Bitcoin and Ethereum traders are increasingly pessimistic following the Federal Reserve’s June 18 decision, where newly installed Chair Kevin Warsh signaled a hawkish shift. Interest rates held steady, but market expectations swung dramatically: Polymarket odds surged to 80% that there will be no rate cuts in 2026, and CME FedWatch data pointed to a potential rate hike by year-end. This pivot slammed risk assets, with BTC falling 5% to $62,499 and ETH dropping 5% to $1,682 in the 24 hours after the FOMC meeting.
On the prediction platform Myriad, bearish bets soared. The “Pump or Dump” market for Bitcoin saw odds of a decline to $55,000 jump more than 10 percentage points, now favoring a dump at nearly 72% before any bounce to $84,000. Ethereum’s outlook is even grimmer: traders give an 83% chance that ETH hits $1,500 before it can rally to $3,000. These odds have jumped 4% in a day and over 23% in the past month.
Ethereum has been under relentless pressure, having lost over 55% from its August 2025 peak near $4,950. A brief crash to $1,507 in early June, triggered by U.S.-Iran tensions, was followed by a relief bounce to around $1,780. On-chain data reveals a stark divergence: wallets holding 10,000 to 100,000 ETH have accumulated around 510,000 tokens since June 5, suggesting whale conviction, while retail activity remains muted.
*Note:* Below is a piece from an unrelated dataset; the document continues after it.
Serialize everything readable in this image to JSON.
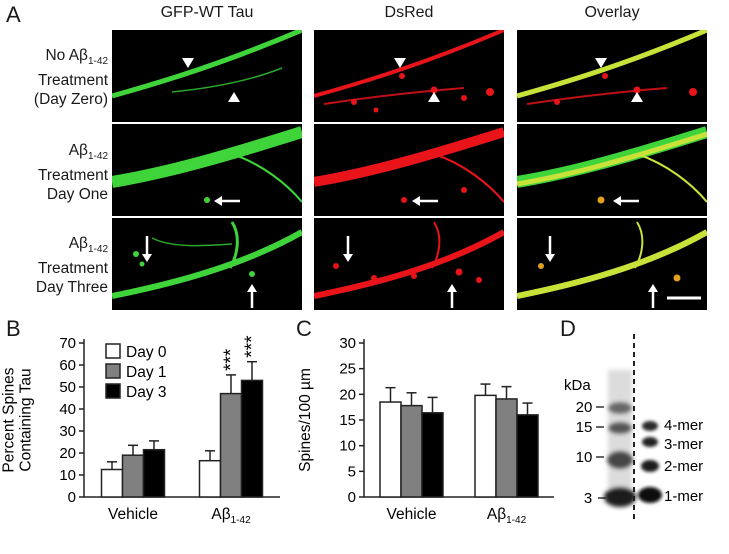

Exchange supply has hit a record low, historically a signal of reduced sell-side pressure.
Meanwhile, U.S. spot Ethereum ETFs recorded $22.5 million in net inflows after four days of outflows, though the broader trend shows only sporadic demand. May 2026 saw over $1.5 billion in total ETH ETF inflows, led by BlackRock and Fidelity, but June has been choppy. Standard Chartered maintains a year-end price target of $7,500 for ETH, citing regulatory clarity and institutional accumulation of 3.8% of circulating supply. Liquidation heatmaps show dense short clusters between $1,840 and $1,900, which could fuel a short squeeze toward the key $2,000 resistance.
The macro picture remains dominant. A dovish turn from the Fed could quickly reverse sentiment, but for now, Bitcoin and Ethereum appear trapped in a bearish grip shaped by monetary policy rather than crypto-specific fundamentals. The $1,700–$1,750 zone is critical support for ETH, while BTC’s “high-value entry window” identified by some analysts contrasts sharply with the prevailing market mood.